Saturday 3 September 2022

'The English Country House - A Grand Tour'

     This book has been loitering on my bookshelves for a while now expectant of a post on here. I say a while when it's been about three years to be almost exact. Which post-Lockdown seems a very long time ago indeed.  Anyway it was one of those lucky charity shop finds one comes across occasionally. One that has spurred me to return to the shop in question every time we head over to Carmarthen - just in case.

     Now to the book - and it is a sumptuous effort, with some ravishing photography by James Pipkin - a photographer I know little, if anything, about. The blurb on the dust jacket says, in so many words, he's American. The text is by the architectural historian Gervase Jackson-Stops (1947-1995), 'the most excellent of fellows, worth a guinea a minute', who must have been an inspiration for the 'Bachelor Folly' character in Alexandra Artley and John Martin Robinson's 'Official New Georgian Handbook' of 1985. He was educated at Christ Church Oxford and the V&A, in 1972 he joined the staff of the National Trust and in 1975 was appointed one of its architectural advisors. In addition to 'The English Country House' Jackson-Stops and Pipkin collaborated on at least two other books: 'The Country House Garden - A Grand Tour' (Pavillion Books in association with Michael Joseph, 1987) and the catalogue to the 'Treasure Houses of Britain' exhibition which Jackson-Stops curated for The National Gallery of Art in Washington  (1985-6). It was the highlight of his curatorial career. He wrote quite a number of other books, many for the National Trust, and was a regular contributor to 'Country Life' magazine.  
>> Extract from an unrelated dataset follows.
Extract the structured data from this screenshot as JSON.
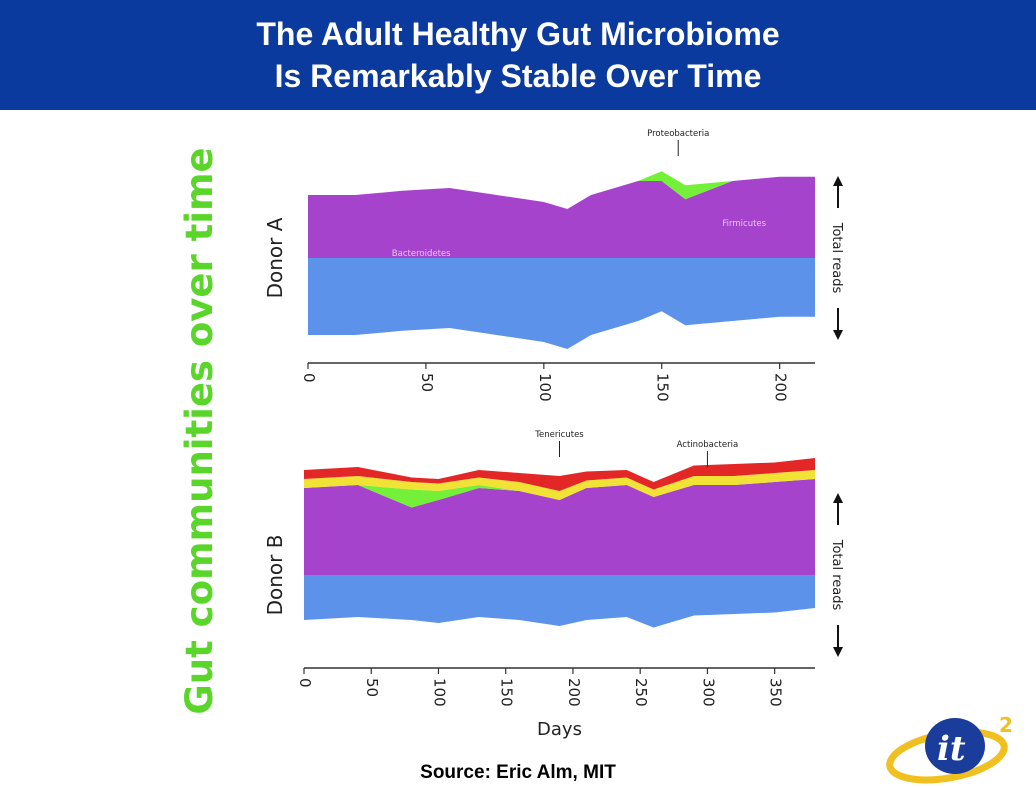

     He is perhaps best remembered in British aesthetic circles not only for 'The English Country House' but the restoration of 'The Menagerie' a folly in Northamptonshire designed in the 1750s by architect/astronomer Thomas Wright of Durham for the then Lord Halifax. Jackson-Stops bought the then near ruin in 1972 for £500, and restoration was apparently completed in 1976. Restoration of the elaborate rococo plasterwork was undertaken with the help of the sculptor Christopher Hobbs and the furnishing by the interior designer Melissa Wyndham. Judging by the photographs the interior very much in the grand style, like a country house only in miniature. Jackson-stops and the Menagerie are included in my recent blog-post on Alvilde Lees-Milne's 'The Englishman's Room'. It also featured in Lucinda Lambton's wonderfully eccentric '40 Minutes' documentary 'Animal Crackers'  

     In all a gilded life one might expect, but it was not to be. He died at the age of 48 from HIV Aids.